Special Report

The States With the Strongest and Weakest Unions

Strongest Unions

10. Oregon
> Pct. of workers in unions:
14.8%
> Union workers: 234,577 (16th highest)
> 10-yr. change in union membership: 10.2% (13th highest)
> Unemployment rate: 4.8% (22nd highest)

Of Oregon’s 1.6 million workers, 14.8% are union members. Union membership declined in the majority of the most heavily-unionized states over the past decade, but this was not the case in Oregon, where membership increased by 10.2%. The outcome of a current ballot initiative may affect this figure in the near future. A Portland attorney has proposed a right-to-work initiative in the state, demanding that nonunion workers no longer be required to pay union fees. The initiative is slated to be voted on this November.

9. Michigan
> Pct. of workers in unions:
15.2%
> Union workers: 621,952 (5th highest)
> 10-yr. change in union membership: -29.3% (2nd lowest)
> Unemployment rate: 4.8% (22nd highest)

Alongside the manufacturing sector decline over the past several decades in Michigan, union membership took a hit as well, down nearly 30% over the 10 years. Still, Michigan remains one of the nation’s strongholds for both manufacturing jobs and manufacturing unions. Of the state’s 815,800 private sector manufacturing workers, 18% are union members, the third highest proportion of any state.
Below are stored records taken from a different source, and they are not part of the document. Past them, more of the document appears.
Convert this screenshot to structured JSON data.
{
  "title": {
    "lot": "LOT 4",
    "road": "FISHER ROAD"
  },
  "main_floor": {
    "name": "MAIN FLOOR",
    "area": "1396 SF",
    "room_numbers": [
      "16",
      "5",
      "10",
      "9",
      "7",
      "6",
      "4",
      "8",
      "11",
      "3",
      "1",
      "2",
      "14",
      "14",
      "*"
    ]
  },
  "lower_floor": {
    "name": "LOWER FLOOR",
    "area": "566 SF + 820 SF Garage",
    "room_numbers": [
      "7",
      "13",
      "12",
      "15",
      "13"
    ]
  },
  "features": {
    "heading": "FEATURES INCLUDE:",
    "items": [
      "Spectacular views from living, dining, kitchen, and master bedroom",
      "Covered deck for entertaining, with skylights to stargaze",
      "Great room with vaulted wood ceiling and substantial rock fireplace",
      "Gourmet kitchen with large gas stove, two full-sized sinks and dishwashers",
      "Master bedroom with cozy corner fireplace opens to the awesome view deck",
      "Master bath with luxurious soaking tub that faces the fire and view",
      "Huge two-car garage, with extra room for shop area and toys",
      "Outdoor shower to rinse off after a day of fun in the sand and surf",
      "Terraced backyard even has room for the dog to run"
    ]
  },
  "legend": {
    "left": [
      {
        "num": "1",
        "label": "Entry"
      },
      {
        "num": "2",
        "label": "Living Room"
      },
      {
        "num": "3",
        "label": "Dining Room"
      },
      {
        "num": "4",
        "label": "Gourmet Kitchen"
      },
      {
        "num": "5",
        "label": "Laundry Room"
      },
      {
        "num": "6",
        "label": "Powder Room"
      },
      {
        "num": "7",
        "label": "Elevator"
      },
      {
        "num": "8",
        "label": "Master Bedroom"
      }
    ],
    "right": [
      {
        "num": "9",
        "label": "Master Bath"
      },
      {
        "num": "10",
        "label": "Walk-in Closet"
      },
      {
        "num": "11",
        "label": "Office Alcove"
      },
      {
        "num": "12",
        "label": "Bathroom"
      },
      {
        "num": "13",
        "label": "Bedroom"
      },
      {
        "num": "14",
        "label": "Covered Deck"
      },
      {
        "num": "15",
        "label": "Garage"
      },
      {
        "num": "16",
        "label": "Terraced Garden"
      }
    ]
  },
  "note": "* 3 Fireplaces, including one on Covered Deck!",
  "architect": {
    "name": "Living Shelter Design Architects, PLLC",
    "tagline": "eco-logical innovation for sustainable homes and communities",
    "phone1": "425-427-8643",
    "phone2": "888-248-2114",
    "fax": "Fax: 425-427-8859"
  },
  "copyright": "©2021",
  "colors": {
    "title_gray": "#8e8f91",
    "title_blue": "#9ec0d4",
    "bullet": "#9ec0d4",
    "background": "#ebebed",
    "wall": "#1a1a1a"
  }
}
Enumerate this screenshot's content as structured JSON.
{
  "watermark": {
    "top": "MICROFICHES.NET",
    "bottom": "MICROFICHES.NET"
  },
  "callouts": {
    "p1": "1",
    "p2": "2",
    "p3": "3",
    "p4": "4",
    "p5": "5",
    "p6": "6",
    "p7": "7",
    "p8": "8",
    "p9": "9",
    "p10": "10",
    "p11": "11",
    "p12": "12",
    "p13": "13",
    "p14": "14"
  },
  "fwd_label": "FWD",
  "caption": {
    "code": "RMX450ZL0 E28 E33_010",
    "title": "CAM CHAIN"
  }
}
Michigan remains one of the largest auto manufacturing states in the country, and a large share of these workers are likely part of the United Auto Workers (UAW) union. The UAW has more than 400,000 members across the country.

8. Illinois
> Pct. of workers in unions:
15.2%
> Union workers: 846,984 (3rd highest)
> 10-yr. change in union membership: -8.6% (17th lowest)
> Unemployment rate: 6.4% (4th highest)

Illinois is home to one of the largest unionized workforces in the country, trailing only California and New York. Union workers comprise 15.2% of the state’s labor force. Though the state’s share of unionized workers is one of the highest in the country, it is a far cry from 1993, when 21.0% of the workforce was unionized, the largest share in Illinois’ history. Compared to 2005, there are roughly 80,000 fewer unionized workers in Illinois today. Despite the drop in the overall union membership, the number of unionized public sector employees actually increased from 370,464 in 2005 to 383,251 today. All of the decline was in the private sector.